CUDA BVH Builder Using Morton Curves
For the PDC summer course Introduction to High Performance Computing, Martin Biel and I wrote a BVH builder in CUDA based on a HPG paper by Tero Karras. The work uses Morton codes, 3D space-filling curves, to construct the bounding volume hierarchy very quickly on the GPU.
The main idea is to represent the BVH as a binary search tree, where each internal node forms an axis-aligned bounding box around its children nodes. The leaf nodes are the bounding volumes around each individual triangle. To construct the tree the triangles are first sorted according to their spatial locality, and then converted into a binary tree which is finally traversed to construct the intermediate bounding volumes in the hierarchy.
Morton codes constitute a mapping between 3D coordinates and 1D coordinates that preserves the spatial locality. The Morton code of a given 3D coordinate is determined by interleaving the bit representation of each xyz coordinate into one binary number. A consequence of this representation is that a sorted list of Morton codes naturally form a data structure where adjacent entries are in close proximity in 3D space. The sorted list can be used to construct a binary search tree, which will form the basis of the bounding volume hierarchy.
Two adjacent Morton codes form the children of one internal tree node. Four adjacent Morton codes form a sub-tree of two internal nodes corresponding to two adjacent pairs, which in turn form the children of another internal node. The construction of the tree is made by splitting the sorted list of Morton codes recursively. If the split is made at the point where the highest bit differs between codes at the left and right side of the split, then a binary structure that preserves the locality is obtained. Each internal node in the tree is defined by the bit prefix shared by all of its children nodes. Consequently, the resulting structure is a binary radix tree.
Here is a visualization of the hierarchy on the Stanford Dragon model.

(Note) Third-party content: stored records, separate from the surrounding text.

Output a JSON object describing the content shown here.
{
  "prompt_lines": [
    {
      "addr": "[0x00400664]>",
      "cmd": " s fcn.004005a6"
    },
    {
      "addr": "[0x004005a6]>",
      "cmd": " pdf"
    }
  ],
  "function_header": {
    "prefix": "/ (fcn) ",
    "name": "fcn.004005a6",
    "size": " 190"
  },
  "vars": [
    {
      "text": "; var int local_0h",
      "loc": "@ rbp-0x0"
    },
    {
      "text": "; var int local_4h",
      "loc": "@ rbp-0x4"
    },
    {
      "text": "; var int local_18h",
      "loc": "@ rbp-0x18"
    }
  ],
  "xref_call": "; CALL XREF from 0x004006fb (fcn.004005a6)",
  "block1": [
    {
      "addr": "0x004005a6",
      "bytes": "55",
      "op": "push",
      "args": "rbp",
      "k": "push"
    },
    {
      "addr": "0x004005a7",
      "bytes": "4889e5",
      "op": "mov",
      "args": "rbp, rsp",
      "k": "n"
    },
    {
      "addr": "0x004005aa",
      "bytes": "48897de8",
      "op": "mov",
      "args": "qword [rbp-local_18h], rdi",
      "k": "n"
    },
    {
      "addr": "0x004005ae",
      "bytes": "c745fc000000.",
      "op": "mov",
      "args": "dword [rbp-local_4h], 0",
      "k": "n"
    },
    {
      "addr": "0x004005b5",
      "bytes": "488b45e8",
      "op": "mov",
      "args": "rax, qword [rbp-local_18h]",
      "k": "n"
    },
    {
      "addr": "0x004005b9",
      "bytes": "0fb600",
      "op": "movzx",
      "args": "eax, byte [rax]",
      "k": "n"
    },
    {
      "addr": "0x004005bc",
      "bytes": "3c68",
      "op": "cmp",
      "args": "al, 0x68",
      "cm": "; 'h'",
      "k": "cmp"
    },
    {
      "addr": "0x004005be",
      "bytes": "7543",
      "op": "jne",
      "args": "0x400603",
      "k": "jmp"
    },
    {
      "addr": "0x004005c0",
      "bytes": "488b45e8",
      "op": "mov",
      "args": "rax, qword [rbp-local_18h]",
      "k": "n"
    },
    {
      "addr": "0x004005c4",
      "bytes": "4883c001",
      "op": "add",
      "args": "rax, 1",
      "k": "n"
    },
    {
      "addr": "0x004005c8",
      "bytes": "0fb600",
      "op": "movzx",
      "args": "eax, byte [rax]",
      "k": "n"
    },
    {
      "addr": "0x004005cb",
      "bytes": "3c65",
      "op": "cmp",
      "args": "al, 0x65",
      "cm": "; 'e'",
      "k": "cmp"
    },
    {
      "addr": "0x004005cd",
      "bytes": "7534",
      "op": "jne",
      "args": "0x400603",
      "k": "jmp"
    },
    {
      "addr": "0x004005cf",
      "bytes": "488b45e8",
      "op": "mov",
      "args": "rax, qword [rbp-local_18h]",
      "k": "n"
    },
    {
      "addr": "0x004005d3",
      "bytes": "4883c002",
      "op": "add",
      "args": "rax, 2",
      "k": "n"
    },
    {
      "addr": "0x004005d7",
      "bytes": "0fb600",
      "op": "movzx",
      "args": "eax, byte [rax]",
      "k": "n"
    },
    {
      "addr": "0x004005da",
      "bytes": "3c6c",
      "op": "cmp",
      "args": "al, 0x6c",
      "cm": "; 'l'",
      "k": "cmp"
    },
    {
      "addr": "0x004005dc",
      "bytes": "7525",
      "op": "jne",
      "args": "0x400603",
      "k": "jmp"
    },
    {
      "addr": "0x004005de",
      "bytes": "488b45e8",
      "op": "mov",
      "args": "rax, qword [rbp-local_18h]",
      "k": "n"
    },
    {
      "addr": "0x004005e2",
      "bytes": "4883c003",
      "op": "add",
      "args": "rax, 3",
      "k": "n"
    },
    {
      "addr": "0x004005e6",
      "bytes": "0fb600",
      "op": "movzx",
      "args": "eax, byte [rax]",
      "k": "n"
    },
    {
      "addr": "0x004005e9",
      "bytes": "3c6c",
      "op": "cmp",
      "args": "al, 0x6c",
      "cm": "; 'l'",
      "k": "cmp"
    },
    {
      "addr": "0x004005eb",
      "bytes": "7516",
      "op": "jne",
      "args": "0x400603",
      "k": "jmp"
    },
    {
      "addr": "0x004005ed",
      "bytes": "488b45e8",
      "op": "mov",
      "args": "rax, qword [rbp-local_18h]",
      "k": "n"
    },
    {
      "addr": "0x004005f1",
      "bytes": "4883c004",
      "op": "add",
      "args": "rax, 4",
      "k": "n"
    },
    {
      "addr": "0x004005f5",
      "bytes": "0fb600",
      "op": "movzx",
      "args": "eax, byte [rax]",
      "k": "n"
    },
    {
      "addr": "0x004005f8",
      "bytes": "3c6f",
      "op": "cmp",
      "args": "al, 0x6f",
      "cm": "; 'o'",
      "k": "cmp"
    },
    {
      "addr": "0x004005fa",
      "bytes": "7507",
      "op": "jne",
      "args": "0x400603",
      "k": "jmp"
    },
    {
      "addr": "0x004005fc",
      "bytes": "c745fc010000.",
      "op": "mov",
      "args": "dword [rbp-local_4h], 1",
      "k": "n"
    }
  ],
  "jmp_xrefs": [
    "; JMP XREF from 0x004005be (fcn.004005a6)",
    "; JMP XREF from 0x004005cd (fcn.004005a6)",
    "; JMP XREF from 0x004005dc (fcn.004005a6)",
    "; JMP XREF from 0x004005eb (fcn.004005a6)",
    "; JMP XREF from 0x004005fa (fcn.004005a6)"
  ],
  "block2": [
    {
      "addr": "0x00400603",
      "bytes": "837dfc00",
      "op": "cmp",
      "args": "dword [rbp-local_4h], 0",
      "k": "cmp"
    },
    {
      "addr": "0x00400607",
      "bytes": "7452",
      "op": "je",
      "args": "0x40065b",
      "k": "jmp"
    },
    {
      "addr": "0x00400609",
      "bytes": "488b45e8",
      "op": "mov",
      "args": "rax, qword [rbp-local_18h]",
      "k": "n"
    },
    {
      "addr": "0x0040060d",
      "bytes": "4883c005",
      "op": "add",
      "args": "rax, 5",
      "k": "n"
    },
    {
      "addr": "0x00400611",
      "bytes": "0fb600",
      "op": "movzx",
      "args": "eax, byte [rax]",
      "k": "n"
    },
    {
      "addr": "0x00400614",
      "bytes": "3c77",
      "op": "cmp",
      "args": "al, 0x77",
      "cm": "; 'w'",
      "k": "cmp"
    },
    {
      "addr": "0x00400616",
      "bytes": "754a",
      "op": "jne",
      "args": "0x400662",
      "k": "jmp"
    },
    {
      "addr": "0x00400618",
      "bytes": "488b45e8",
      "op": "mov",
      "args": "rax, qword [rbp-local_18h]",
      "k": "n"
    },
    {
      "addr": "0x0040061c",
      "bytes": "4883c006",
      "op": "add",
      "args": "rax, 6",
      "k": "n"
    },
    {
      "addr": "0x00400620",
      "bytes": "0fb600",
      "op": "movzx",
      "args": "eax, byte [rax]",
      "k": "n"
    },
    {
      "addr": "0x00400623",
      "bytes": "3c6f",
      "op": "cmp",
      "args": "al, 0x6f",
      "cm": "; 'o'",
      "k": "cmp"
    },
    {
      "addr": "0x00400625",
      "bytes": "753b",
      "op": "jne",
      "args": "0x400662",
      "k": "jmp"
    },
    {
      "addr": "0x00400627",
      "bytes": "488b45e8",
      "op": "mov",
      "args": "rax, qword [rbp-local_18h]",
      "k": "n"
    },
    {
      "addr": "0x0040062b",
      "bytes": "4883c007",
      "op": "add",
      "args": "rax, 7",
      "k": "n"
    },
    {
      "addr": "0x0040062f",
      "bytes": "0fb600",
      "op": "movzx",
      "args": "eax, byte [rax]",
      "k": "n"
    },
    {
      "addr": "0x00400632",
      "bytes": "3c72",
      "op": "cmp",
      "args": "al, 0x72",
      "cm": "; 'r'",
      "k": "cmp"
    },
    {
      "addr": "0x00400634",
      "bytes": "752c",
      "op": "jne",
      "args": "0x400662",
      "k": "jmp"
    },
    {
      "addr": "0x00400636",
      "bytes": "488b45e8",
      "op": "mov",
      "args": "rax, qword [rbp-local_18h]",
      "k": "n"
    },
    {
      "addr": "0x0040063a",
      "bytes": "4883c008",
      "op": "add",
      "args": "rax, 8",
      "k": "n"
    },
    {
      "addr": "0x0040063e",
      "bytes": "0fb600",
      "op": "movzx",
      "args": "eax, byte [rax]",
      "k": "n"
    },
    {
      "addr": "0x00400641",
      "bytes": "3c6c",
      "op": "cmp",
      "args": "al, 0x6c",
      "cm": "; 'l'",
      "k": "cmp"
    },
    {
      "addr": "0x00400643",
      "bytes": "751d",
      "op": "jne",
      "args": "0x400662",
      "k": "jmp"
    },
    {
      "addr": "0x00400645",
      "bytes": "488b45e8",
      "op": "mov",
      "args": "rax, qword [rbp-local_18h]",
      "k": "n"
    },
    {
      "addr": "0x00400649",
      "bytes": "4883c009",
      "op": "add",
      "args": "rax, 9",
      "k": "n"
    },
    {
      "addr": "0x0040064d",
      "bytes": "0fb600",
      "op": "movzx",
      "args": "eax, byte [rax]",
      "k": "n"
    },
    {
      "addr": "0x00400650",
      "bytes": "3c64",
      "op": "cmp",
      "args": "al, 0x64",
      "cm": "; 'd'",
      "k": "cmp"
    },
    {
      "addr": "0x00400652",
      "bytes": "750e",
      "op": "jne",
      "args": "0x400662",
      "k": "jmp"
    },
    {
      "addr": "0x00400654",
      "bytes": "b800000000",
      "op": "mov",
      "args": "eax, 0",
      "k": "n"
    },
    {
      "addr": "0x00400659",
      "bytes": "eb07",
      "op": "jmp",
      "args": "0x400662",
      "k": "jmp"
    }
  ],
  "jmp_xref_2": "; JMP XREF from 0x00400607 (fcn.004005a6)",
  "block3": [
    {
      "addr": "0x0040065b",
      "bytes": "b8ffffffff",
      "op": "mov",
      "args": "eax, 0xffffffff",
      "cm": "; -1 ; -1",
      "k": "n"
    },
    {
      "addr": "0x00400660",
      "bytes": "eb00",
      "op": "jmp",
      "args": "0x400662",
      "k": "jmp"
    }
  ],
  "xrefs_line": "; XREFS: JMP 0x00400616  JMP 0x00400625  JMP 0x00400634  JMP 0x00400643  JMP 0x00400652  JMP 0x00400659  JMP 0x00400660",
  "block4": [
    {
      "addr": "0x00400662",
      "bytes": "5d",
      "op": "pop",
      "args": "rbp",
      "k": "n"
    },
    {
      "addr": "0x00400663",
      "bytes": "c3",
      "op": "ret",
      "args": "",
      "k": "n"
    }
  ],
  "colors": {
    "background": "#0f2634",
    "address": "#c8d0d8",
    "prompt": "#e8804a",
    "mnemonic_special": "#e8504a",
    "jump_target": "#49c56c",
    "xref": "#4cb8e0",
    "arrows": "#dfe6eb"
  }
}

There are lots of technicalities in how to avoid recursion on the GPU and prevent race conditions between GPU threads when constructing the BVH from the radix tree, as well as how to traverse the tree on the GPU once it is built. I advise anyone interested in the details to read the paper, as well as the follow-up paper by Tero Karras and Timo Aila on how to improve trees build by this method. The BVH introduced here is not necessarily superior to a BVH built according to SAH or a similar heuristic, but since it is generated on the GPU it builds hierarchies very quickly, allowing it to be used in interactive applications such as games that require fast BVH generation and intersection tests for things such as collisions. In short, the implementation allows me to generate a BVH for a scene in the matter of milliseconds, and as with any acceleration structure the number of intersection tests is reduced dramatically. To summarize, below are some images rendered in my CUDA path tracer that would have been very time consuming if not for the implementation of a BVH.
A model of a Star Destroyer from my favourite franchise Star Wars. I haven’t implemented texture mapping yet so it is missing some detail, looking a bit dull and perhaps not doing the thing from the films justice. The stars are modeled by small, bright spherical light sources at a randomized distance from the model center. The model is lit by a larger sun-like object from the side.
And here is the model currently featuring the front page of the blog. It’s the well known Stanford Bunny and Dragon rendered with the brute-force subsurface scattering implementation of my renderer.